To evaluate the performance of the algorithm sets, each set’s POD, FAR, CSI, and F1 scores were calculated. The F1 score is the harmonic mean of the accuracy and recall that we can consider to be the accuracy and coverage of the algorithm. It is closer to 1, for which a target can be correctly observed and false positives can be eliminated. PR curves were employed to evaluate the performance for each algorithm set. The results are shown in
Figure 3. The PR curves corresponding to different percentile thresholds exhibit a high degree of overlap, suggesting that the algorithm shows relatively low sensitivity to threshold variations, while the 25th percentile provides the best balance between detection and false alarms, and provides the highest F1 score of 0.765.
In the 50th percentile, accuracy tends to decrease as recall increases because of the high risk of false alarms. The 10th percentile, however, seems to be more restrictive and may miss weaker or early-stage convection.
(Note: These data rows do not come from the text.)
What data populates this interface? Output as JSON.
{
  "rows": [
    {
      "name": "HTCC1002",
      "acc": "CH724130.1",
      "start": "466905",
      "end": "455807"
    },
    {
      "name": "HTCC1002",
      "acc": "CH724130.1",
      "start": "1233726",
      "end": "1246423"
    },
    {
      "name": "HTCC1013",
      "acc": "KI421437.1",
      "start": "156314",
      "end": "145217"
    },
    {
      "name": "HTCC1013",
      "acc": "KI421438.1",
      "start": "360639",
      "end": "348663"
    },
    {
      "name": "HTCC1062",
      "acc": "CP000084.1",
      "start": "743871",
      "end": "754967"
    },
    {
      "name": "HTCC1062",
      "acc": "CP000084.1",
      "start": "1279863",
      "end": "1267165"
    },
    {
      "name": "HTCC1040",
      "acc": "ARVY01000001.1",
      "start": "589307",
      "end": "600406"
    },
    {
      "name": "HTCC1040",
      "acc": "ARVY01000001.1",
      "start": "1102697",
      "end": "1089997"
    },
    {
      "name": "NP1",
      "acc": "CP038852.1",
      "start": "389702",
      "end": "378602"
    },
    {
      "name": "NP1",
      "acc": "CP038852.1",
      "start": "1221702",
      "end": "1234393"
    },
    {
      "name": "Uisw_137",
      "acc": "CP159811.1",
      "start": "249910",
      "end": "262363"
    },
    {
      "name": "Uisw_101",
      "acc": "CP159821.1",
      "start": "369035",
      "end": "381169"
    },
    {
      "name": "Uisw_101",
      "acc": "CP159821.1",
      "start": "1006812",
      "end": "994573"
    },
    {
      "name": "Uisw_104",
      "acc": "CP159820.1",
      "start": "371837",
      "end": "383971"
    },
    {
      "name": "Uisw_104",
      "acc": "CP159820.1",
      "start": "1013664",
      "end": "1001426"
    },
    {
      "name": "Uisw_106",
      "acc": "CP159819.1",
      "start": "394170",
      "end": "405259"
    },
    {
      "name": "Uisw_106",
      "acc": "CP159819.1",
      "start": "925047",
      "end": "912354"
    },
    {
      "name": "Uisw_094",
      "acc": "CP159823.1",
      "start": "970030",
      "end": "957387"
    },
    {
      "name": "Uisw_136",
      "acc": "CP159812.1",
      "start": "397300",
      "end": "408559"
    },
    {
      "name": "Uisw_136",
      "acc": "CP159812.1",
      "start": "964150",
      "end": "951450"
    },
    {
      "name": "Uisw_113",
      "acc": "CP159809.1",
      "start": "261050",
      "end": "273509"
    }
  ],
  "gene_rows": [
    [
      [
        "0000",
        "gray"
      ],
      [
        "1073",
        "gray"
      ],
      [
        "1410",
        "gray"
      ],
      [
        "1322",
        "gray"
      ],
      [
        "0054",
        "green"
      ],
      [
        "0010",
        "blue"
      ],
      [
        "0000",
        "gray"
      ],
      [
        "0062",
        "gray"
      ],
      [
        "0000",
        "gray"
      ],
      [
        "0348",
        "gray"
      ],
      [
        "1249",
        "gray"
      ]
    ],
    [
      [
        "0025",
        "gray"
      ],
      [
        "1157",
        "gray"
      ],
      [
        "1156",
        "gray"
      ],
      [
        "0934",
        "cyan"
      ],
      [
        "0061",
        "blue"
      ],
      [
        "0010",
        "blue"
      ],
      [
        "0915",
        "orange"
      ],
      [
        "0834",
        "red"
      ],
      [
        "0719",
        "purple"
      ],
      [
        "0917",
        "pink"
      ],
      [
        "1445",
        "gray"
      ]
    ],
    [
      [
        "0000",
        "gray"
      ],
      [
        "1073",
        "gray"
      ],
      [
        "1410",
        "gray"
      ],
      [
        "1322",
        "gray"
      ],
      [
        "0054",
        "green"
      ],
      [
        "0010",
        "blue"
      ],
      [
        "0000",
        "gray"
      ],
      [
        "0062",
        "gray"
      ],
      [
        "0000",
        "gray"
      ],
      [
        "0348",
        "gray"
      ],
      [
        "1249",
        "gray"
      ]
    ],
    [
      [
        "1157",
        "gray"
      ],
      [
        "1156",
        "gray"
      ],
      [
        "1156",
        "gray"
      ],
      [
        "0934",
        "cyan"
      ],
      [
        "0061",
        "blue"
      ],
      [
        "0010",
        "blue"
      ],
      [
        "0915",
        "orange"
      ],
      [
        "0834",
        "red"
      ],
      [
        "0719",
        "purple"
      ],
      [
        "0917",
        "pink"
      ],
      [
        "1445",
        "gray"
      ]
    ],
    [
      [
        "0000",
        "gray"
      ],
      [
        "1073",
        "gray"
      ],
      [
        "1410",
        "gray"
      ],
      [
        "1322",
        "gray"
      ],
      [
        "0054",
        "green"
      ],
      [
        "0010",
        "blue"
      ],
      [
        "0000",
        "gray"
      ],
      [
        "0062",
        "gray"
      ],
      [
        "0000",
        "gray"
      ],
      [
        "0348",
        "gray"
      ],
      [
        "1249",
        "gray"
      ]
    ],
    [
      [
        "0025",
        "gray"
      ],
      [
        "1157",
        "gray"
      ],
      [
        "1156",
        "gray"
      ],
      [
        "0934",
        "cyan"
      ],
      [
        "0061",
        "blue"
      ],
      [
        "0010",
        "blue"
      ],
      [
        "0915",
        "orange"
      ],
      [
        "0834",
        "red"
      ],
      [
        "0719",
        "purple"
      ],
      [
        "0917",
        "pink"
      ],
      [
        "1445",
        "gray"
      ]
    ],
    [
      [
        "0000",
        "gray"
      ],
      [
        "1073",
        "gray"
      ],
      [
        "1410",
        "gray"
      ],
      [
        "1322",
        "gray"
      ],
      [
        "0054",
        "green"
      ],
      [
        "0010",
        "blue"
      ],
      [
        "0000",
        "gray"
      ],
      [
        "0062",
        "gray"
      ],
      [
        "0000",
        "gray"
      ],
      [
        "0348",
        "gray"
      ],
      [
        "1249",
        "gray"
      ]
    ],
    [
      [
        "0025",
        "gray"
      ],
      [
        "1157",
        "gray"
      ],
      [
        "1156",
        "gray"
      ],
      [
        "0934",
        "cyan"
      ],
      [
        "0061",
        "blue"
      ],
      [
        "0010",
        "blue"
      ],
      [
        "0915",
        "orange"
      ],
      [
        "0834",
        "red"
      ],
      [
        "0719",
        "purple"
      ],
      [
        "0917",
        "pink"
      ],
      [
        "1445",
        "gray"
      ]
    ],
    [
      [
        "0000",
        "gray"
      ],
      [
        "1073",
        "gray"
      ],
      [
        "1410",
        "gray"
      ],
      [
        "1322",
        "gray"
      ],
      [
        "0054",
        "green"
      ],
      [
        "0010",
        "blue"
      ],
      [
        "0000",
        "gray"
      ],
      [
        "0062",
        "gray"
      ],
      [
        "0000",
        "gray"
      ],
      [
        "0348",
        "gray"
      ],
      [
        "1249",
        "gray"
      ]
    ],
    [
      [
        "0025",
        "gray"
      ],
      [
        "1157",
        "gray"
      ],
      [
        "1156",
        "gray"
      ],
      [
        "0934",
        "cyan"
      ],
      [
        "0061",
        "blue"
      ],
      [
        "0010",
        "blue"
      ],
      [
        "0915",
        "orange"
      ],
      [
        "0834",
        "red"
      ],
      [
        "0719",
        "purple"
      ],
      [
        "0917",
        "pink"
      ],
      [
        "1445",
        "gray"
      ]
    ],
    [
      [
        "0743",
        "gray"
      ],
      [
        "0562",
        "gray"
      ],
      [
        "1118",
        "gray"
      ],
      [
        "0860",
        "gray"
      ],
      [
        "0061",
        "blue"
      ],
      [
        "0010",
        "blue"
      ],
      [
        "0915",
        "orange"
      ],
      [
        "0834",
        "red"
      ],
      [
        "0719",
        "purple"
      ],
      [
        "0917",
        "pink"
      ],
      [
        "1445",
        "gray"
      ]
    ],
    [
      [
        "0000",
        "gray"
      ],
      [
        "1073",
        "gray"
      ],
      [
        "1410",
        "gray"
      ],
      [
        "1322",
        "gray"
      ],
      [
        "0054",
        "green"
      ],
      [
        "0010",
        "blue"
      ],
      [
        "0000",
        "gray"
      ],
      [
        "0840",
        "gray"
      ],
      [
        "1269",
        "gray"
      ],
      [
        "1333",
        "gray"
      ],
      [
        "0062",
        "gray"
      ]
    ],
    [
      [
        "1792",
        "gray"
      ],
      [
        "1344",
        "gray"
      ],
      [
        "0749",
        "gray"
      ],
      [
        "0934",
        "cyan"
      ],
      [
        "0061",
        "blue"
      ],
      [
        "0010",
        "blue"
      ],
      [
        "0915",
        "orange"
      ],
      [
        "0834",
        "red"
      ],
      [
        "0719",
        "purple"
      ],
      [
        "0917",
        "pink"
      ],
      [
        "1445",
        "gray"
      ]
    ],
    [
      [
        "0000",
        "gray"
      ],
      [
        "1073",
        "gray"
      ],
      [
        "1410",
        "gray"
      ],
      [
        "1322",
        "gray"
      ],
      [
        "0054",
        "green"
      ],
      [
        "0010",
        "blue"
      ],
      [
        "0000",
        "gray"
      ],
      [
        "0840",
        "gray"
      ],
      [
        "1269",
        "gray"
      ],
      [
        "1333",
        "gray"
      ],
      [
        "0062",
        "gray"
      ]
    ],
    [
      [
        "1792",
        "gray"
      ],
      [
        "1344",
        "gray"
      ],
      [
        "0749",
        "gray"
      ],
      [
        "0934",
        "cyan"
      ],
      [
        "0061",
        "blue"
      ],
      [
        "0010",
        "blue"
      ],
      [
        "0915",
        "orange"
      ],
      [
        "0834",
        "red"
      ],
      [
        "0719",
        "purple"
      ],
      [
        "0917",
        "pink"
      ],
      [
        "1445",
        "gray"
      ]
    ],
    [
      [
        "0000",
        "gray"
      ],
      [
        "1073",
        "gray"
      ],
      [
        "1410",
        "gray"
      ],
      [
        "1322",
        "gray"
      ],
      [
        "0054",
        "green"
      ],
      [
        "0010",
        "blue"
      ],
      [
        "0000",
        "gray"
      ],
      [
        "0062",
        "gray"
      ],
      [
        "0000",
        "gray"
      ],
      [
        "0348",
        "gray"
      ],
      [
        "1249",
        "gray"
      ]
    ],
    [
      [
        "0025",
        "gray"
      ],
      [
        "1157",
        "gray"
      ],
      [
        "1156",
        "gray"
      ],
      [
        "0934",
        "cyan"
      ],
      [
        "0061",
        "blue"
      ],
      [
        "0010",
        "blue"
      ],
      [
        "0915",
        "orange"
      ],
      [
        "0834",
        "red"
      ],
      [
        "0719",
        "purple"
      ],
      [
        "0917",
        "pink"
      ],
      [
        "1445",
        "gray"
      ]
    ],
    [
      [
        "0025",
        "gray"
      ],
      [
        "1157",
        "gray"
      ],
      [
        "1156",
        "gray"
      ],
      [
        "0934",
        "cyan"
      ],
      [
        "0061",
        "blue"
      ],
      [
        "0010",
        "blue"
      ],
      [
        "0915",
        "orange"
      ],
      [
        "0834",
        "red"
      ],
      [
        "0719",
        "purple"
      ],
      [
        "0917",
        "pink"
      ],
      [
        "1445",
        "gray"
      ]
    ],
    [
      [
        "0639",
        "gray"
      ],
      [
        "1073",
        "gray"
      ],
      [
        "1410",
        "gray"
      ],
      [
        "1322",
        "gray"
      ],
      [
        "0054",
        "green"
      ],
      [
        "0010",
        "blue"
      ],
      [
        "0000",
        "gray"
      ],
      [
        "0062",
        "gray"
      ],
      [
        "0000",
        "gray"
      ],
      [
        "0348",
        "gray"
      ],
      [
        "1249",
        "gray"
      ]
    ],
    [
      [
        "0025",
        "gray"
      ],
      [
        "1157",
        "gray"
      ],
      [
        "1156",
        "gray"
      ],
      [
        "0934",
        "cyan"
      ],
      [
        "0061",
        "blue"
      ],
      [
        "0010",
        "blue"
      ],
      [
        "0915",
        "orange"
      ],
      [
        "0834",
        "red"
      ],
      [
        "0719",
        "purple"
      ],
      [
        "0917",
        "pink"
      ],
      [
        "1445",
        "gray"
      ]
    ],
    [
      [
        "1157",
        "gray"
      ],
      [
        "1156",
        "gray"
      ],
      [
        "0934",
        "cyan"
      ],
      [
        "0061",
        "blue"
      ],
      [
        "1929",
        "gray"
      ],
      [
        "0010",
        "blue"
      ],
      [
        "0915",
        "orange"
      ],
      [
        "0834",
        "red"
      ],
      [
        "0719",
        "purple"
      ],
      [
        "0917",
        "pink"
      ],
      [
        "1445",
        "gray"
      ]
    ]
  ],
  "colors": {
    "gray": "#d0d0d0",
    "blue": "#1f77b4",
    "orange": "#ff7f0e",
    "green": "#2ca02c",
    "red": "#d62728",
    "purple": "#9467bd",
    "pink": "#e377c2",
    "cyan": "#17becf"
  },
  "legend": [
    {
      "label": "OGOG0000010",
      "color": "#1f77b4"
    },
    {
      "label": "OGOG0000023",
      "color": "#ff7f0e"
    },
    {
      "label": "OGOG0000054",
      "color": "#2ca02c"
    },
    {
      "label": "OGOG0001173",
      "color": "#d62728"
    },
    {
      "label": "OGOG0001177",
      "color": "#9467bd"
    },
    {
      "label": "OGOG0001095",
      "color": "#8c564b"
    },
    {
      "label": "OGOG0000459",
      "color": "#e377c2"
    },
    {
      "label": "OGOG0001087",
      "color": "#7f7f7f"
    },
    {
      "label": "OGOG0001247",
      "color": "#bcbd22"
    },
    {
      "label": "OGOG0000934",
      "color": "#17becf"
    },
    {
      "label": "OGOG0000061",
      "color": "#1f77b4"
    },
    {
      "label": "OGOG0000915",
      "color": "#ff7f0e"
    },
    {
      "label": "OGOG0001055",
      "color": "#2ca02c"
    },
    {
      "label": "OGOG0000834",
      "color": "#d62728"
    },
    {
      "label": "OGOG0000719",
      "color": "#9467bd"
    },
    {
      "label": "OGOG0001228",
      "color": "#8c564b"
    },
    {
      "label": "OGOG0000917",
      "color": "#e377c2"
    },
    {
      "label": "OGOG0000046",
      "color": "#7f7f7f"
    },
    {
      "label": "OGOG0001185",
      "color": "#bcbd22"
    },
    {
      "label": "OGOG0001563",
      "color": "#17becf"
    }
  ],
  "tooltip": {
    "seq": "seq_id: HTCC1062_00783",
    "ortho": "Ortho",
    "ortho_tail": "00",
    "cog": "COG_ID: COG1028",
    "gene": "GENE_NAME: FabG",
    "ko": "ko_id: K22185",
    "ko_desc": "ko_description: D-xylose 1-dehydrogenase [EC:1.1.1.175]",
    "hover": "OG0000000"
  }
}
The coefficient of variation for threshold selection was employed to analyze the sensitivity of the POD, FAR, and CSI in
Figure 4. In regard to score 4, the CSI was low in terms of sensitivity, the POD showed middling sensitivity, and the FAR displayed high sensitivity. The reason why the FAR showed such high sensitivity was that the FP was sensitive to the threshold selection. The CSI remained low in terms of sensitivity, meaning that the algorithm was robust within the studied climatic regime.
Based on the results outlined above, we are able to build upon the algorithm as follows: Delta TBBGHI < −2 K/15 min convection will have occurred in the region if four or more of the six criteria are satisfied. Typically, cumulonimbus clouds will be cloudy. It can be observed that Sichuan typically shows overcast conditions with warm-sector convection in the summer. For that reason, when radar echoes exceed 35 dBZ, TBB13 might still be high at that point in the case of low cooling. The criteria are therefore relaxed to better detect these convection cases.
The proposed CI detection algorithm is based on physically interpretable satellite observations such as visible reflectance, brightness temperature (TBB), brightness temperature differences (BTDs), and cloud-top cooling, all of which are closely related to the microphysical and dynamical effects of convection clouds. The cumulus cloud mask is important to reduce the effects of non-convective clouds such as thin clouds. By combining reflectance thresholds and texture properties, the mask removes actively developing cumulus clouds and can reduce contamination from optically thin cloud layers. Environmental factors such as water vapor inhomogeneity and condensed moisture are not directly described, but they are well estimated in the satellite observations. For instance, the brightness temperature and the variation in its timescale are sensitive to cloud-top height and cooling, which are strongly affected by atmospheric moisture and latent heat releases, and the brightness temperature between infrared channels indirectly relates the cloud optical thickness and microphysical properties. We also compare the results with those of the algorithm without GHI data and the original SATCAST algorithm.